Tropicana
- Interactive map of Tropicana
- Location: Great Victoria Desert, Western Australia, Australia; 29°14′26″S 124°32′19″E﻿ / ﻿29.24056°S 124.53861°E;
- Products: Gold
- Production: 310,000 troy ounces
- Financial year: 2023
- Opened: 2013
- Company: AngloGold Ashanti (70%)Regis Resources (30%)
- Website: www.anglogoldashanti.comregisresources.com.au
- Acquired: 2001

= Tropicana Gold Mine =

Gold mine in Western Australia

The Tropicana Gold Mine is located 330 km northeast of Kalgoorlie, Western Australia. Since 2002, it has been jointly owned by AngloGold Ashanti (70% – manager) and Regis Resources (30%).

The Tropicana tenements cover 12,500 km^{2} of crown land. It is located at the junction of the Yilgarn craton and the Fraser Range Mobile Belt.

==History==
The Tropicana deposit was discovered in 2005. The nearby Havana deposit was discovered in 2006. Mining commenced in July 2012 and first ore was sent to the crushing circuit in July 2013. The first gold was poured on 26 September 2013.

The area was seen as a new major Australian gold province, previously unexplored due to its remoteness, and dubbed the "Tropicana Gold Belt".

In May 2021, Regis Resources purchased Independence Group's 30 percent stake in the ownership of the mine for A$903 million.

==Project==
A pre-feasibility study carried out by AngloGold Ashanti in 2007–08 showed the mine capital cost would be A$500 million to $540m and could produce up to 430,000 ounces of gold a year.

The projects location at the western edge of the remote Great Victoria Desert constitutes one of the biggest barriers for the project, with 220 km of road having to be built to be able to access the future mine and a 40 MW power station being required to supply it with electricity.

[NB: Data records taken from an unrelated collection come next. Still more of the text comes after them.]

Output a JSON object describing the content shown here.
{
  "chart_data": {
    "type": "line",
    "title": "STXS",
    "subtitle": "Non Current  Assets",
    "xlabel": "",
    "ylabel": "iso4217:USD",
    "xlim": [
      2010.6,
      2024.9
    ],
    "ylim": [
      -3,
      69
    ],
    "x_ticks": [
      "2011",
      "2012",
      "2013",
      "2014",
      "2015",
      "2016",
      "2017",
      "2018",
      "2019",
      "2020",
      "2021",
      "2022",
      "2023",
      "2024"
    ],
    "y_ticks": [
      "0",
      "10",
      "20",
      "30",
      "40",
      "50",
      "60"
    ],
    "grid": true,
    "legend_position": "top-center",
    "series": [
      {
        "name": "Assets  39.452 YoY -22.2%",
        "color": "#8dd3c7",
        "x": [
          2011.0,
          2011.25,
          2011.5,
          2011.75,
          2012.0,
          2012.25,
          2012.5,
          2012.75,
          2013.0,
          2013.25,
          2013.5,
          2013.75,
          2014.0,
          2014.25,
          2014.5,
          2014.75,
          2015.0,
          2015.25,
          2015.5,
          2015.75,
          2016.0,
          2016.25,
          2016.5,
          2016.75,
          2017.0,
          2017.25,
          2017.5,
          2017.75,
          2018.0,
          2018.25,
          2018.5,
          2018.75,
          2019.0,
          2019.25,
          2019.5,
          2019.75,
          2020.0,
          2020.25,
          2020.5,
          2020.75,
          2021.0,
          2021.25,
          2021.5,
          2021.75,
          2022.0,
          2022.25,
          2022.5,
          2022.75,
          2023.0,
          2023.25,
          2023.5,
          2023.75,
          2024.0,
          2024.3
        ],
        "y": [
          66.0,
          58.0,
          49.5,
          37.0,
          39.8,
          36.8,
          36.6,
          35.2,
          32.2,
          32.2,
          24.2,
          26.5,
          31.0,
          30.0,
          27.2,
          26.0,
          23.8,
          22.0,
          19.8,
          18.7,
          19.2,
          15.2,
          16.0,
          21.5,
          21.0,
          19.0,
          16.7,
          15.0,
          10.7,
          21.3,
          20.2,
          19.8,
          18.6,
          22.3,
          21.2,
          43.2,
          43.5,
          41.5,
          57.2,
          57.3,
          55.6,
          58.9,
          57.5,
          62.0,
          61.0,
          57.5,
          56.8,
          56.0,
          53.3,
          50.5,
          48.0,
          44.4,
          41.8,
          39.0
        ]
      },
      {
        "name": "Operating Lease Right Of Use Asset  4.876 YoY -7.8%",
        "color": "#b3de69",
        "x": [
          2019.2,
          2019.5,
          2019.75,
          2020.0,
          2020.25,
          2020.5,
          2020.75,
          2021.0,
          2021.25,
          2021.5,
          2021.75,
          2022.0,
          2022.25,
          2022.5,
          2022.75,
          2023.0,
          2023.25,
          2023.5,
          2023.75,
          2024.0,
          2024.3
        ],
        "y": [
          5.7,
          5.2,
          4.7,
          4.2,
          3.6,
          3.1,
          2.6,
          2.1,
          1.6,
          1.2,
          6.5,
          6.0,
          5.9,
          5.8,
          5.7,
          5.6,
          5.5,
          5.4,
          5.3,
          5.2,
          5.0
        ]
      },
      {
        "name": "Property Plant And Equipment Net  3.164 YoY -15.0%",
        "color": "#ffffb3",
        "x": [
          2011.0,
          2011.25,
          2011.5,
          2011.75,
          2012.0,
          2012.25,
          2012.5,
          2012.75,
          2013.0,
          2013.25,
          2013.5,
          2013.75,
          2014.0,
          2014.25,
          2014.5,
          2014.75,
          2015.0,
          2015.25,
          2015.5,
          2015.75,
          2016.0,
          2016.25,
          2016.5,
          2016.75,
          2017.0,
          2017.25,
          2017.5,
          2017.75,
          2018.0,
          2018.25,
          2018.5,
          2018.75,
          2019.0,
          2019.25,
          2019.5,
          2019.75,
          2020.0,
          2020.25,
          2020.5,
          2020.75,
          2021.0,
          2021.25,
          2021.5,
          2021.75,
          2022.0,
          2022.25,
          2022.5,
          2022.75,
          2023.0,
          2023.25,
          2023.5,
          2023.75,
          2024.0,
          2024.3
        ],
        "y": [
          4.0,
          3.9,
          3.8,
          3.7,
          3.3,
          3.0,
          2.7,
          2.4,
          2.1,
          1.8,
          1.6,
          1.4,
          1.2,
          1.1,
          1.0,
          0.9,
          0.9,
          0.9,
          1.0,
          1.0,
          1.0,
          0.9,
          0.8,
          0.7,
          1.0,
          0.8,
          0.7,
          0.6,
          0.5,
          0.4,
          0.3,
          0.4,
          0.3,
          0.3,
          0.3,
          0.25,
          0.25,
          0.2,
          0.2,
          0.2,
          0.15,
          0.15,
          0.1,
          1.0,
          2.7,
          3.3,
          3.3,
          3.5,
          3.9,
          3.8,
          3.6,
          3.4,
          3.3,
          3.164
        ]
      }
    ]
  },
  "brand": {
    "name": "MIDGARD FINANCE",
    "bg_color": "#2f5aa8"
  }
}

The project was estimated to have an initial mine life of 10 years, later extended to 15 years, with an annual production of around 330,000 to 400,000 ounces (9000–11,000 kg) of gold and an overall production of 3.6 million ounces (102,000 kg).

The decision for the mine to go ahead made in December 2010, with mining scheduled to begin in 2013. AngloGold Ashanti sold its 33% stake in the Boddington Gold Mine in early 2009 to Newmont, a move seen by analysts as the "logical thing" in order to allow the expenditure on the Tropicana development.

The open pit at the mine was designed to be up to 6 km long, 1.5 km wide and up to 400 m deep.

==Environmental impact==
The mine site was planned to involve the clearing of 3,440ha of vegetation and likely to emit up to 330,000 tonnes of carbon dioxide a year. To reduce emissions and cost from its 54 MW diesel generators, a hybrid energy system with 24 MW of solar power and a 13 MW (4 MWh) battery operated in 2024, and 24 MW of wind power (four 6MW-units). It occasionally operates without the diesel generators, even with just the wind power at night.

==Production==
Annual production figures for the mine were:

| Year | Production | Grade | Cost per ounce (AISC*) |
|---|---|---|---|
| 2013 | 94,000 ounces | 2.40 g/t | US$1,113 |
| 2014 | 511,000 ounces | 2.78 g/t | US$752 |
| 2015 | 491,000 ounces | 2.48 g/t | US$671 |
| 2016 | 417,000 ounces | 1.87 g/t | US$970 |
| 2017 | 459,000 ounces | `1.87 g/t | US$885 |
| 2018 | 336,000 ounces | 1.91 g/t | US$843 |
| 2019 | 360,000 ounces | 1.85 g/t | US$757 |
| 2020 | 298,000 ounces | 1.5 g/t | US$1,061 |
| 2021 | 265,000 ounces | 1.28 g/t | US$1,326 |
| 2022 | 306,000 ounces | 1.41 g/t | US$ 1,014 |
| 2023 | 310,000 ounces | 1.45 g/t | US$ 1,304 |

- AISC - All-In Sustaining Costs per ounce, comprises total cash costs, plus corporate G&A, reclamation costs, exploration and study costs, sustaining capital exploration/development and sustaining capital expenditure.